27 May 2016
19 Iyar 5776
As we steamroll into June and toward the end of the school year, many of us find ourselves attending meetings or events almost every night, sometimes multiple ones per day. With the current hectic pace, it can sometimes be hard to see the forest through the trees. However, if we are able to be fully present and really pay attention, many of these events are reaffirmations of our core values and commitments, celebrations of our community, its aspirations, and the many people and organizations that make the ecosystem of Greater Boston so rich and vibrant.
Earlier this week, I was honored to attend and participate in one of these events, which reminded me why we do what we do. The closing ceremonies of the first Jewish Teen Foundation of Greater Boston celebrated the learning, passion, hard work, and meaningful contribution of 34 teenagers from across the Boston area. Over the course of the year, they met regularly to learn Jewish perspectives on tzedakah, philanthropy, and tikkun olam; they collectively raised over $30,000 from the community; and, after thorough research, interviews, and deliberation, they awarded grants of philanthropic support to six different organizations working in the areas of poverty and education for underprivileged youth.
Gann Academy helped bring this innovative teen leadership program to Boston, working in close partnership with Prozdor at Hebrew College, the Combined Jewish Philanthropies, and the Jewish Teen Funders Network. While so many organizations throughout the country are working in silos and reinventing the wheel in efforts to engage Jewish teens, this was a ground-breaking collaboration that illustrates what is possible when we work together across organizations. Both Gann and non-Gann students from throughout the Greater Boston area participated in both the Gann and Hebrew College boards, so we have broadened our reach and impact on the whole community. You can read more about the Jewish Teen Foundation of Greater Boston and find the application for next year’s program on Gann’s blog.
In my closing remarks, I offered a distinction between the Jewish values of gemilut hasadim (acts of loving kindness) and our common understanding of tzedakah (acts of charity) and philanthropy. Tzedakah, as we traditionally understand it, is responsive, often to the particular needs of individuals or groups. It requires empathy, compassion, and personal responsibility—the ability and willingness to see and feel the needs of the other and the sense that, once I see that need, I must do something to address it rather than turn away. These habits of heart inspire us to put dollar bills in tzedakah boxes, give food directly to a homeless person, and write $18 checks (or for whatever amount we are able) to people and organizations that ask for our support. As I listened to the teens describe the missions of their boards and the organizations they chose to support, it was clear that they have internalized these core values of hesed and acharayut—empathy, compassion, and personal responsibility.

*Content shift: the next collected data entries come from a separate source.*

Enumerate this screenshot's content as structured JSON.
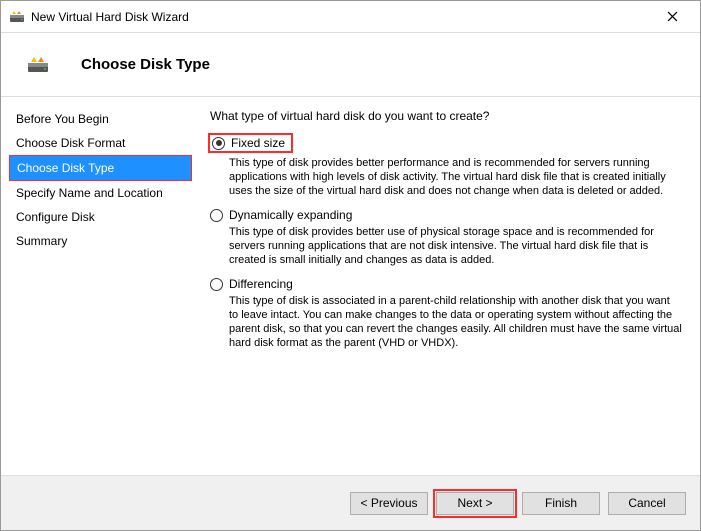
{
  "titlebar": {
    "title": "New Virtual Hard Disk Wizard"
  },
  "header": {
    "title": "Choose Disk Type"
  },
  "sidebar": {
    "items": [
      {
        "label": "Before You Begin"
      },
      {
        "label": "Choose Disk Format"
      },
      {
        "label": "Choose Disk Type"
      },
      {
        "label": "Specify Name and Location"
      },
      {
        "label": "Configure Disk"
      },
      {
        "label": "Summary"
      }
    ],
    "selected_index": 2
  },
  "content": {
    "prompt": "What type of virtual hard disk do you want to create?",
    "options": [
      {
        "label": "Fixed size",
        "selected": true,
        "description": "This type of disk provides better performance and is recommended for servers running applications with high levels of disk activity. The virtual hard disk file that is created initially uses the size of the virtual hard disk and does not change when data is deleted or added."
      },
      {
        "label": "Dynamically expanding",
        "selected": false,
        "description": "This type of disk provides better use of physical storage space and is recommended for servers running applications that are not disk intensive. The virtual hard disk file that is created is small initially and changes as data is added."
      },
      {
        "label": "Differencing",
        "selected": false,
        "description": "This type of disk is associated in a parent-child relationship with another disk that you want to leave intact. You can make changes to the data or operating system without affecting the parent disk, so that you can revert the changes easily. All children must have the same virtual hard disk format as the parent (VHD or VHDX)."
      }
    ]
  },
  "footer": {
    "previous": "< Previous",
    "next": "Next >",
    "finish": "Finish",
    "cancel": "Cancel"
  }
}
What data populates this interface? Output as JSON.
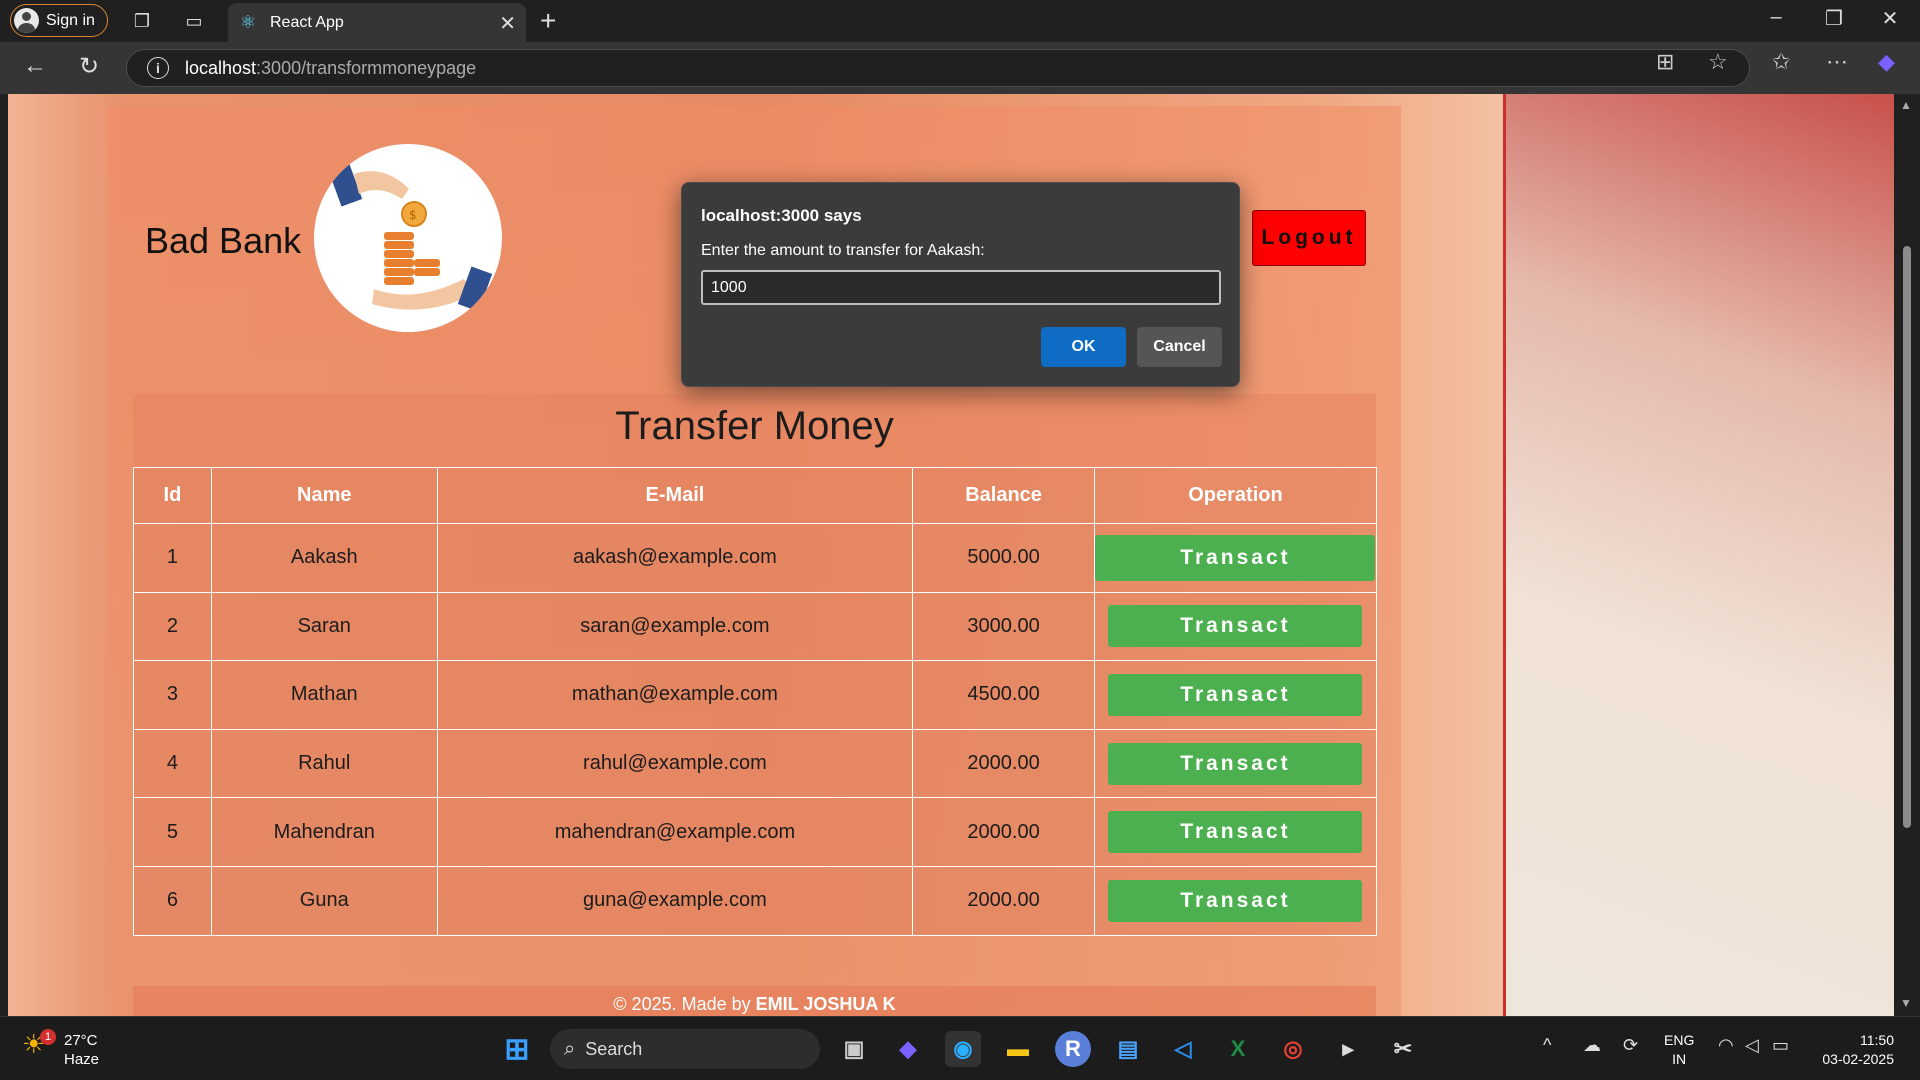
{
  "browser": {
    "signin_label": "Sign in",
    "tab_title": "React App",
    "url_host": "localhost",
    "url_path": ":3000/transformmoneypage"
  },
  "app": {
    "brand": "Bad Bank",
    "logout_label": "Logout",
    "page_title": "Transfer Money",
    "table": {
      "headers": [
        "Id",
        "Name",
        "E-Mail",
        "Balance",
        "Operation"
      ],
      "rows": [
        {
          "id": "1",
          "name": "Aakash",
          "email": "aakash@example.com",
          "balance": "5000.00",
          "action": "Transact"
        },
        {
          "id": "2",
          "name": "Saran",
          "email": "saran@example.com",
          "balance": "3000.00",
          "action": "Transact"
        },
        {
          "id": "3",
          "name": "Mathan",
          "email": "mathan@example.com",
          "balance": "4500.00",
          "action": "Transact"
        },
        {
          "id": "4",
          "name": "Rahul",
          "email": "rahul@example.com",
          "balance": "2000.00",
          "action": "Transact"
        },
        {
          "id": "5",
          "name": "Mahendran",
          "email": "mahendran@example.com",
          "balance": "2000.00",
          "action": "Transact"
        },
        {
          "id": "6",
          "name": "Guna",
          "email": "guna@example.com",
          "balance": "2000.00",
          "action": "Transact"
        }
      ]
    },
    "footer_prefix": "© 2025. Made by ",
    "footer_author": "EMIL JOSHUA K"
  },
  "dialog": {
    "title": "localhost:3000 says",
    "message": "Enter the amount to transfer for Aakash:",
    "input_value": "1000",
    "ok_label": "OK",
    "cancel_label": "Cancel"
  },
  "taskbar": {
    "weather_temp": "27°C",
    "weather_desc": "Haze",
    "weather_badge": "1",
    "search_placeholder": "Search",
    "lang_line1": "ENG",
    "lang_line2": "IN",
    "time": "11:50",
    "date": "03-02-2025"
  },
  "colors": {
    "transact_green": "#4caf50",
    "logout_red": "#ff0000",
    "dialog_ok_blue": "#0e6cc4"
  }
}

Philanthropy is different. It implies a more strategic and proactive approach to giving, whether responding to individual needs or addressing broader problems, often injustices, in the world. When I think of philanthropy, I think of tikkun olam, the Jewish notion of repairing the world. We step back and look through the lens of our Jewish values and aspirations at the gap between the way our world is and the way we know it could and should be. Through philanthropy, we distribute and direct resources toward the sacred work of closing that gap.
Our students experienced just how challenging and rewarding this work can be and, in the process, learned and grew in so many ways. They did the rigorous intellectual work of inviting, analyzing, and evaluating different non-profit organizations to determine how they would distribute their philanthropic dollars. They did the rigorous ethical work of understanding and internalizing Jewish values and principles and then clarifying and prioritizing those values in light of large social problems and real potential solutions.
And all of this work connected them to the wisdom of our Jewish tradition and to a newly formed Jewish community of talented and purposeful young adults.
These 34 exceptional teenagers understand that we are looking to them as the builders of a better, more just American society and world and the leaders and creators of a vibrant Jewish future. If this first year of the Jewish Teen Foundation is any indicator, our community and our future are in good hands.